JEAN-BAPTISTE-CAMILLE COROT | Fontainebleau— Pavé de Chailly

40,000 - 60,000 USD
bidding is closed


  • Jean-Baptiste-Camille Corot
  • Fontainebleau— Pavé de Chailly 
  • signed COROT (lower left) 
  • oil on paper laid down on canvas 
  • 8 1/8 by 11 3/8 in.
  • 20.6 by 28.9 cm


The artist's studio (until 1873) 
Sale: Sotheby's, New York, May 23, 1996, lot 41, illustrated 
W.M. Brady & Co., Inc., New York 
Sale: Sotheby's, New York, November 3, 1999, lot 28, illustrated 
Acquired at the above sale 


Alfred Robaut, L'oeuvre de Corot, catalogue raisonné et illustré, Paris, 1965, vol. II, p. 8, no. 8, illustrated p. 9 
Vincent Pomarède, "The Making of an Artist," Corot, exh. cat., The Metropolitan Museum of Art, New York, 1996, pp. 13 (under footnote 42), 15 (under footnote 61) 
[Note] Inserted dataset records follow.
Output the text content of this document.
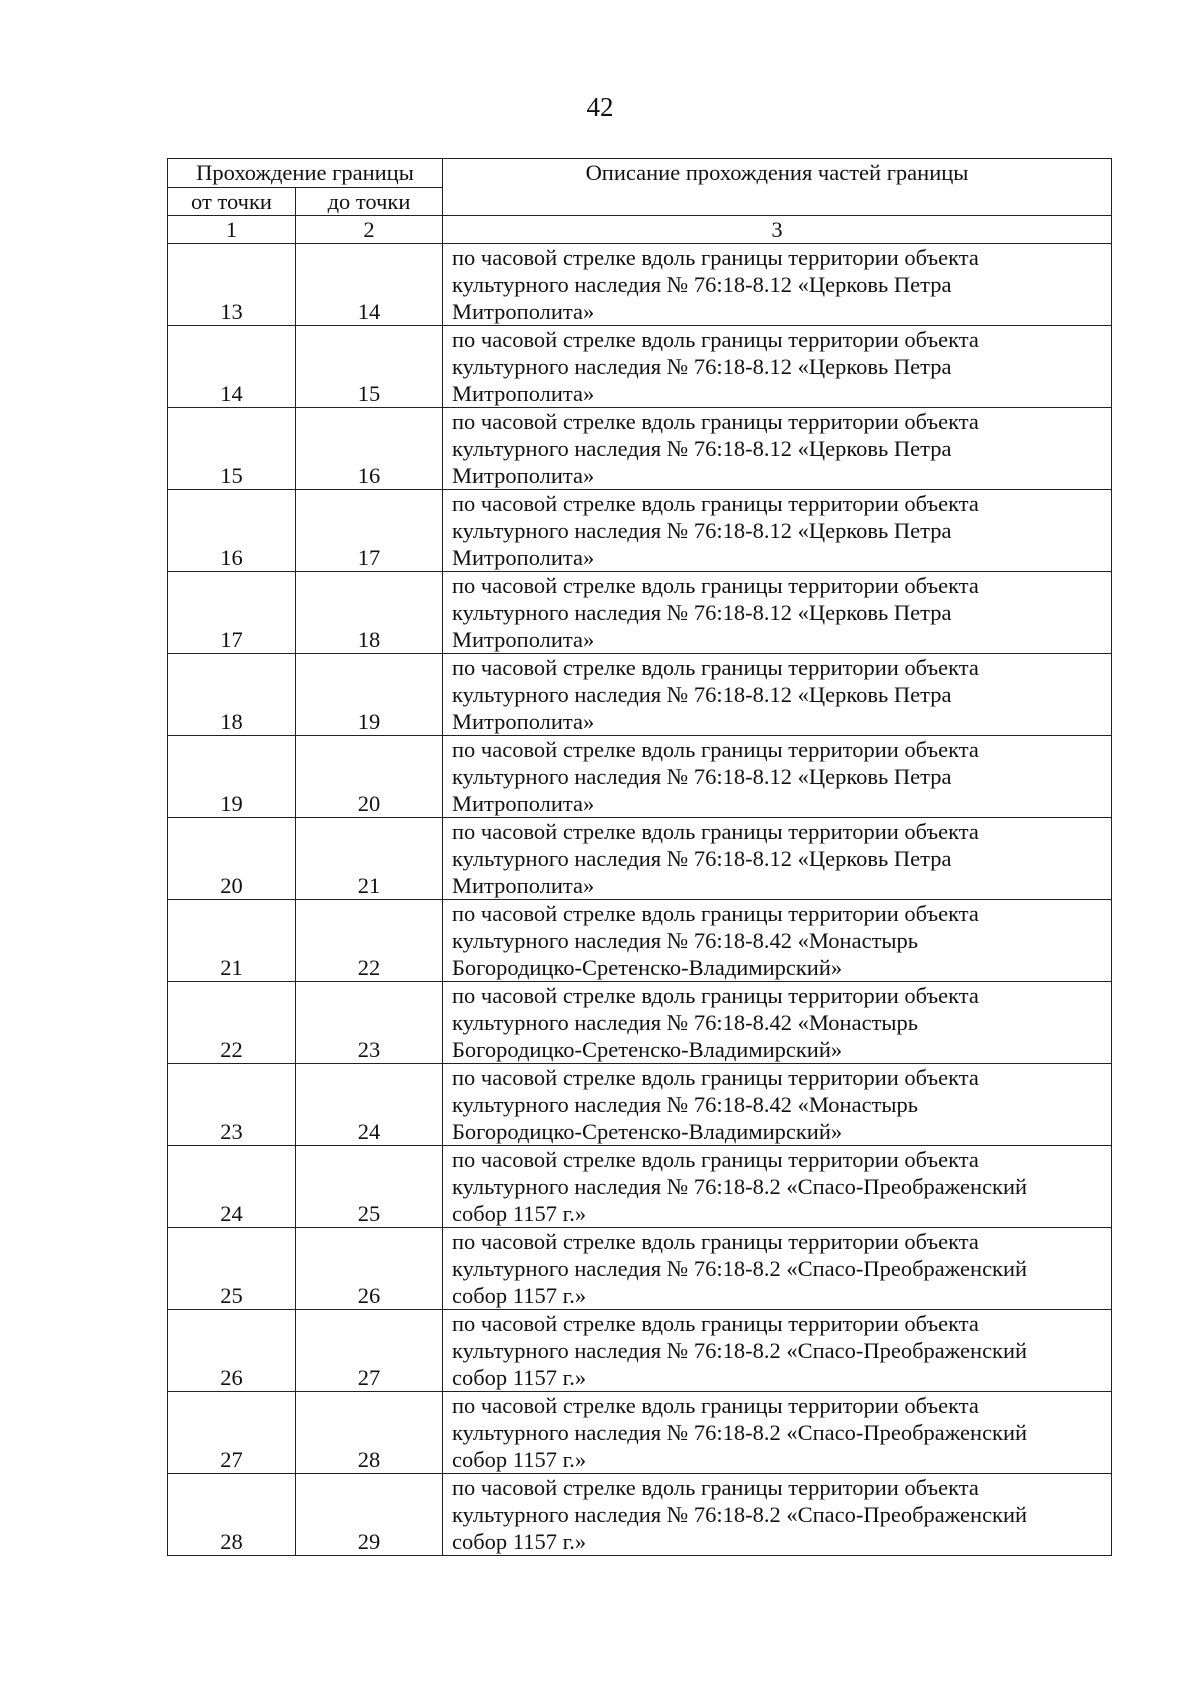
42
Прохождение границы		Описание прохождения частей границы
от точки	до точки	
1	2	3
13	14	по часовой стрелке вдоль границы территории объекта
культурного наследия № 76:18-8.12 «Церковь Петра
Митрополита»

14	15	по часовой стрелке вдоль границы территории объекта
культурного наследия № 76:18-8.12 «Церковь Петра
Митрополита»

15	16	по часовой стрелке вдоль границы территории объекта
культурного наследия № 76:18-8.12 «Церковь Петра
Митрополита»

16	17	по часовой стрелке вдоль границы территории объекта
культурного наследия № 76:18-8.12 «Церковь Петра
Митрополита»

17	18	по часовой стрелке вдоль границы территории объекта
культурного наследия № 76:18-8.12 «Церковь Петра
Митрополита»

18	19	по часовой стрелке вдоль границы территории объекта
культурного наследия № 76:18-8.12 «Церковь Петра
Митрополита»

19	20	по часовой стрелке вдоль границы территории объекта
культурного наследия № 76:18-8.12 «Церковь Петра
Митрополита»

20	21	по часовой стрелке вдоль границы территории объекта
культурного наследия № 76:18-8.12 «Церковь Петра
Митрополита»

21	22	по часовой стрелке вдоль границы территории объекта
культурного наследия № 76:18-8.42 «Монастырь
Богородицко-Сретенско-Владимирский»

22	23	по часовой стрелке вдоль границы территории объекта
культурного наследия № 76:18-8.42 «Монастырь
Богородицко-Сретенско-Владимирский»

23	24	по часовой стрелке вдоль границы территории объекта
культурного наследия № 76:18-8.42 «Монастырь
Богородицко-Сретенско-Владимирский»

24	25	по часовой стрелке вдоль границы территории объекта
культурного наследия № 76:18-8.2 «Спасо-Преображенский
собор 1157 г.»

25	26	по часовой стрелке вдоль границы территории объекта
культурного наследия № 76:18-8.2 «Спасо-Преображенский
собор 1157 г.»

26	27	по часовой стрелке вдоль границы территории объекта
культурного наследия № 76:18-8.2 «Спасо-Преображенский
собор 1157 г.»

27	28	по часовой стрелке вдоль границы территории объекта
культурного наследия № 76:18-8.2 «Спасо-Преображенский
собор 1157 г.»

28	29	по часовой стрелке вдоль границы территории объекта
культурного наследия № 76:18-8.2 «Спасо-Преображенский
собор 1157 г.»
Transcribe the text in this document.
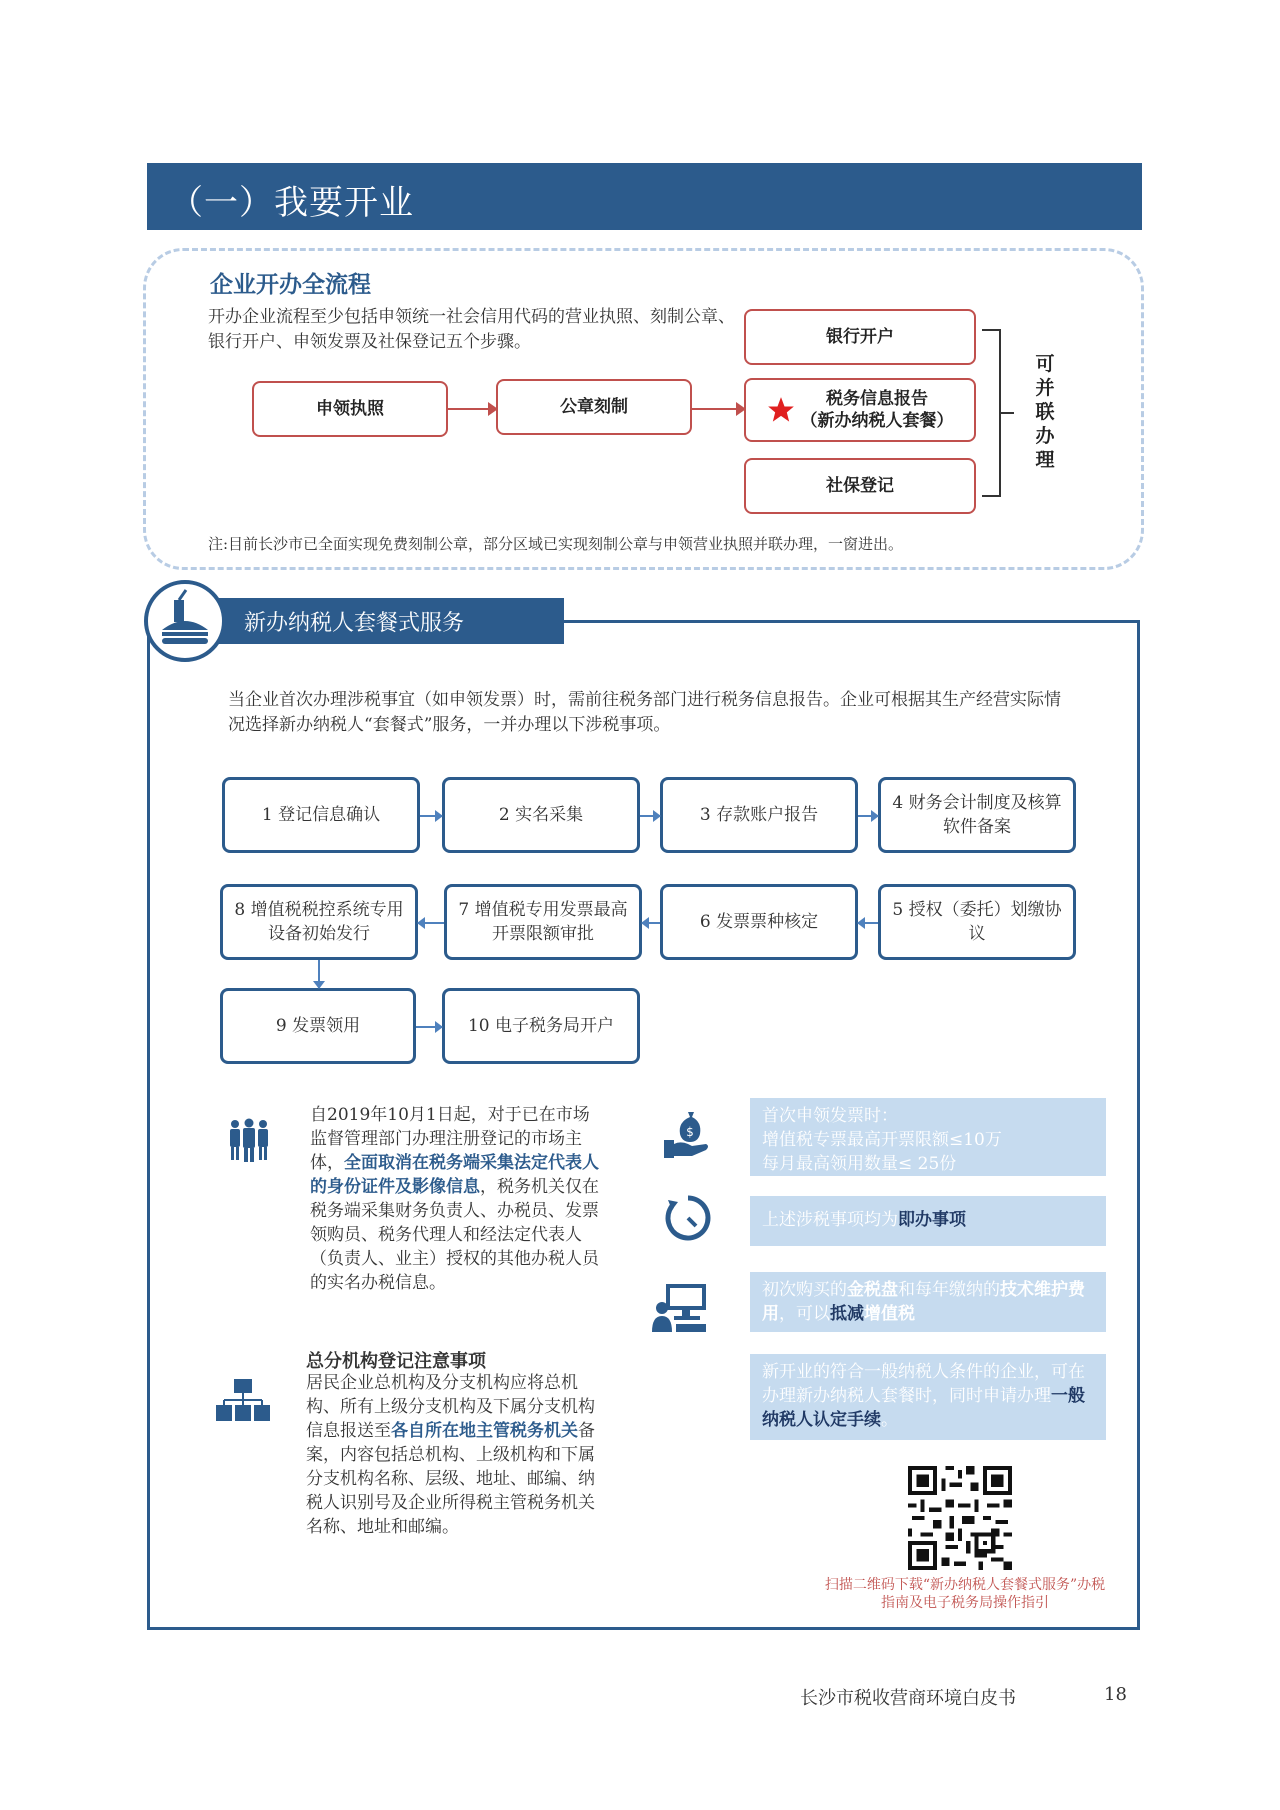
（一）我要开业
企业开办全流程
开办企业流程至少包括申领统一社会信用代码的营业执照、刻制公章、银行开户、申领发票及社保登记五个步骤。
申领执照	公章刻制
银行开户
税务信息报告
（新办纳税人套餐）
社保登记
可并联办理
注:目前长沙市已全面实现免费刻制公章，部分区域已实现刻制公章与申领营业执照并联办理，一窗进出。
新办纳税人套餐式服务
当企业首次办理涉税事宜（如申领发票）时，需前往税务部门进行税务信息报告。企业可根据其生产经营实际情况选择新办纳税人“套餐式”服务，一并办理以下涉税事项。
1 登记信息确认	2 实名采集	3 存款账户报告
4 财务会计制度及核算软件备案
5 授权（委托）划缴协议
6 发票票种核定
7 增值税专用发票最高开票限额审批
8 增值税税控系统专用设备初始发行
9 发票领用	10 电子税务局开户
自2019年10月1日起，对于已在市场监督管理部门办理注册登记的市场主体，全面取消在税务端采集法定代表人的身份证件及影像信息，税务机关仅在税务端采集财务负责人、办税员、发票领购员、税务代理人和经法定代表人（负责人、业主）授权的其他办税人员的实名办税信息。
总分机构登记注意事项
居民企业总机构及分支机构应将总机构、所有上级分支机构及下属分支机构信息报送至各自所在地主管税务机关备案，内容包括总机构、上级机构和下属分支机构名称、层级、地址、邮编、纳税人识别号及企业所得税主管税务机关名称、地址和邮编。
$
首次申领发票时：
增值税专票最高开票限额≤10万
每月最高领用数量≤ 25份
上述涉税事项均为即办事项
初次购买的金税盘和每年缴纳的技术维护费用，可以抵减增值税
新开业的符合一般纳税人条件的企业，可在办理新办纳税人套餐时，同时申请办理一般纳税人认定手续。
扫描二维码下载“新办纳税人套餐式服务”办税指南及电子税务局操作指引
长沙市税收营商环境白皮书	18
The following condition report was kindly provided by Simon Parkes Art Conservation, Inc.: This work is in beautiful condition. It is painted on paper that has been lightly lined onto linen and stretched onto a stretcher. The paint layer is clean and very lightly varnished. It shows a few tiny spots of retouching in the sky. This is a very immediate plein air sketch, and the artist's loose brushwork remains in excellent condition.
"This lot is offered for sale subject to Sotheby's Conditions of Business, which are available on request and printed in Sotheby's sale catalogues. The independent reports contained in this document are provided for prospective bidders' information only and without warranty by Sotheby's or the Seller."

Catalogue Note

The present lot is one of Jean-Baptiste-Camille Corot's earliest recorded works, probably painted in 1822 during a visit to the forest of Fontainebleau, which he would regularly visit. That same year Corot had entered the studio of Achille-Etna Michallon (1796-1822), considered one of the greatest landscape painters at the time, who encouraged Corot to paint in the bucolic forest southeast of Paris. During this period Corot completed studies of farmyards, trees and rocks while directly imitating Michallon's style (Pomarède, p. 13). At the same time, the bold perspective of a felled tree and expressive brushwork foretell the artist's individual and influential technique.

We would like to thank Martin Dieterle and Claire Lebeau for kindly confirming the authenticity of this lot.